High Investor Condo Loans

Investor level: Investor level (the # of units owned by investors who rent them out) is important, and should be the very first question you ask when listing or showing a condo.

It used to be if a condo had a high investor level, you were going to have a hard time getting a mortgage, and maybe even not get one at all. The investor level of a condo is how many units of the total that investors own. For example, if a condo has 100 units, and 60 are owned by investors to be rented out and 40 units are owned as primary residences, then the condo has a 60% investor level.

Banks, PMI companies or Fannie Mae might require 60%, 65% or even 70% owner occupancy levels. It has been historically shown that condo buildings that are more heavily owner occupied have better performing loans with fewer delinquencies, and this is why Fannie Mae, Freddie Mac, banks and PMI companies analyze this data.

However, I have discovered a guideline change for Fannie Mae and Freddie Mac that says if a loan is for a primary residence, with 20% down, and if the condo building is established, that there is no analysis of the investor level at all. What defines a condo building as established is that the building is at least 90% sold and settled, no additional construction is planned, and that the homeowners association has been turned over from the developer to the unit owners.

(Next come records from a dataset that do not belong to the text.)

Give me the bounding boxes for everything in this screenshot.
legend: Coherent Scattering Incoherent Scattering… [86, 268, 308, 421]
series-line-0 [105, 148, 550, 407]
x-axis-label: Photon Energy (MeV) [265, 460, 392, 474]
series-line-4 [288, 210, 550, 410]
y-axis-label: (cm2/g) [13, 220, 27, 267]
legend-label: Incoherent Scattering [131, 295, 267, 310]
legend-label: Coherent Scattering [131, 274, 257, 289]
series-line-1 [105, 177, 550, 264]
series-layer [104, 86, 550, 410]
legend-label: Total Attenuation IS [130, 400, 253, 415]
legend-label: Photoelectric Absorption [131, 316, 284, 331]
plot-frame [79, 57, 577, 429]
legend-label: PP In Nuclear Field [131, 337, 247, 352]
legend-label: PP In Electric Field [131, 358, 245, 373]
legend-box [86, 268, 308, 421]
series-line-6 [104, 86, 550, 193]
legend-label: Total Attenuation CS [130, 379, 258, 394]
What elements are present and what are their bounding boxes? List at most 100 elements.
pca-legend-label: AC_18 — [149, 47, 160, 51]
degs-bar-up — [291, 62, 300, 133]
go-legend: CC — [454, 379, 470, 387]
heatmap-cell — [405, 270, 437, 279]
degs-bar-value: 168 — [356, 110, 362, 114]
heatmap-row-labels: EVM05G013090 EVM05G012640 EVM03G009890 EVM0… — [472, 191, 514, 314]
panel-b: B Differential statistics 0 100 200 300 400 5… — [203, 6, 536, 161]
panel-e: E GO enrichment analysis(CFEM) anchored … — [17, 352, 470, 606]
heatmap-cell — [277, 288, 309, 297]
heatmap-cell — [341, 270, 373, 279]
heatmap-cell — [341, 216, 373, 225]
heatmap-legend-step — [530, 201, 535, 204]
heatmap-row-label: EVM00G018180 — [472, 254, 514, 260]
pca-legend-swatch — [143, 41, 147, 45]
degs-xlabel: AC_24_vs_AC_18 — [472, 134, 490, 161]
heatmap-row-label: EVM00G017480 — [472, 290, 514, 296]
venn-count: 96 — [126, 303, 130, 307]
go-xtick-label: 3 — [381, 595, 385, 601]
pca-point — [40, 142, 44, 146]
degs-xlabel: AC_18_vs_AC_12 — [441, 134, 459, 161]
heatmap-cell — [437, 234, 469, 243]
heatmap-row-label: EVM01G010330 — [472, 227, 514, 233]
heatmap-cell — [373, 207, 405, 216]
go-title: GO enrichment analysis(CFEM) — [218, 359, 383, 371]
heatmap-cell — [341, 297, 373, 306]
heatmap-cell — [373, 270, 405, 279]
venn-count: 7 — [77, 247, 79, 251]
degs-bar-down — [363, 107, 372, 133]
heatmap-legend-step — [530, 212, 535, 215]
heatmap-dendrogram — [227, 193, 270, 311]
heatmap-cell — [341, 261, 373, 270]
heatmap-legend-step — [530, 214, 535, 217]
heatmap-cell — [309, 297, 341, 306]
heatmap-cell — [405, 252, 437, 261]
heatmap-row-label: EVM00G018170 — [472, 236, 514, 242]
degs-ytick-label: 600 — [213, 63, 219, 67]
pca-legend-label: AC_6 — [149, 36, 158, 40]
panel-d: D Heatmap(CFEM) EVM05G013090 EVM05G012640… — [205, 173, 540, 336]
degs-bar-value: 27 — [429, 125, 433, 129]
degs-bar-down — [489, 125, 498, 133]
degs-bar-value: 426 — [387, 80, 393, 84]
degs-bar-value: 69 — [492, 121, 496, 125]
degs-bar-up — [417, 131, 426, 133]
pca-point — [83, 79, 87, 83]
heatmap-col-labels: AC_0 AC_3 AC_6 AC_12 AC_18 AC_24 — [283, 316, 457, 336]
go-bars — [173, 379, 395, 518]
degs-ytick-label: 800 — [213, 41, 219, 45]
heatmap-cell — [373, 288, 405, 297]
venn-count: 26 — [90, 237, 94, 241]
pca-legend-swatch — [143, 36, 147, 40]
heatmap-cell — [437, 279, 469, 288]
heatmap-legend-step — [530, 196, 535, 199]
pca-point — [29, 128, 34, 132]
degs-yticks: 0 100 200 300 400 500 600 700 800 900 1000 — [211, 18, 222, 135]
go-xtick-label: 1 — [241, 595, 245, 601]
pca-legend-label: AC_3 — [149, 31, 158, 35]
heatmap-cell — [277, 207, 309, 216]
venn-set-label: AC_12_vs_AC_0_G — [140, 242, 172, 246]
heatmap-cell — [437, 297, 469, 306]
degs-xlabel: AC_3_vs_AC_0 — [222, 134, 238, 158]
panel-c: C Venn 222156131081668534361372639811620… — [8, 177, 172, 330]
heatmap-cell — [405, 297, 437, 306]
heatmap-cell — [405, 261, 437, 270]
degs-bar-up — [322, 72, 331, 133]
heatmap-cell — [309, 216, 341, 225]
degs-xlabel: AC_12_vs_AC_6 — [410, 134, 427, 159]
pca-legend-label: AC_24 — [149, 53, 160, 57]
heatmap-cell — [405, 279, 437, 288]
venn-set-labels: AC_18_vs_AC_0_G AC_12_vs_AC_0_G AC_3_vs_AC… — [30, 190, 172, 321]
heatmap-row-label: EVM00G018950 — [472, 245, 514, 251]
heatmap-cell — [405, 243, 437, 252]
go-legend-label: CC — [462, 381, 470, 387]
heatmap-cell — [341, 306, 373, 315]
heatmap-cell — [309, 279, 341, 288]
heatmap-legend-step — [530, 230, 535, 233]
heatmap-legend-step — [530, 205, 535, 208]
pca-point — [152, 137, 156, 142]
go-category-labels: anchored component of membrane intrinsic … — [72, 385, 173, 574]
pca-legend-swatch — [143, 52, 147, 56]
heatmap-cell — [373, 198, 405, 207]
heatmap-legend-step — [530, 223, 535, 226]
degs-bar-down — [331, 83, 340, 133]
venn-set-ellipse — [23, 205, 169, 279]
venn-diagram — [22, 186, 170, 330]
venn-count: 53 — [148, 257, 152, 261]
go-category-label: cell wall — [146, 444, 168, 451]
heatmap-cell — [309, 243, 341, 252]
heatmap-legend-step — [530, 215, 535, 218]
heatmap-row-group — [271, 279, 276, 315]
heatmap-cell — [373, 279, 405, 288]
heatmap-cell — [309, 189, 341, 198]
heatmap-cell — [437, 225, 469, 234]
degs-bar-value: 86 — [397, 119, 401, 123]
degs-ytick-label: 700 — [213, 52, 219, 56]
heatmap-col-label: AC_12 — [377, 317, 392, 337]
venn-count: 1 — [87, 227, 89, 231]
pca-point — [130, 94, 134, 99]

If you have a 20% down deal, in an established condo, where the HOA has been turned over to the unit owners, they will not turn down a loan based solely on a high investor level.

This is big news for many condo buildings that have historically had higher investor levels and have thought they may be locked into being labeled as being a building that is hard or impossible to get financing in. These latest rules will help sellers sell, buyers buy, Realtors do their jobs, and condo buildings get some investor owned units back in the hands of owner occupants.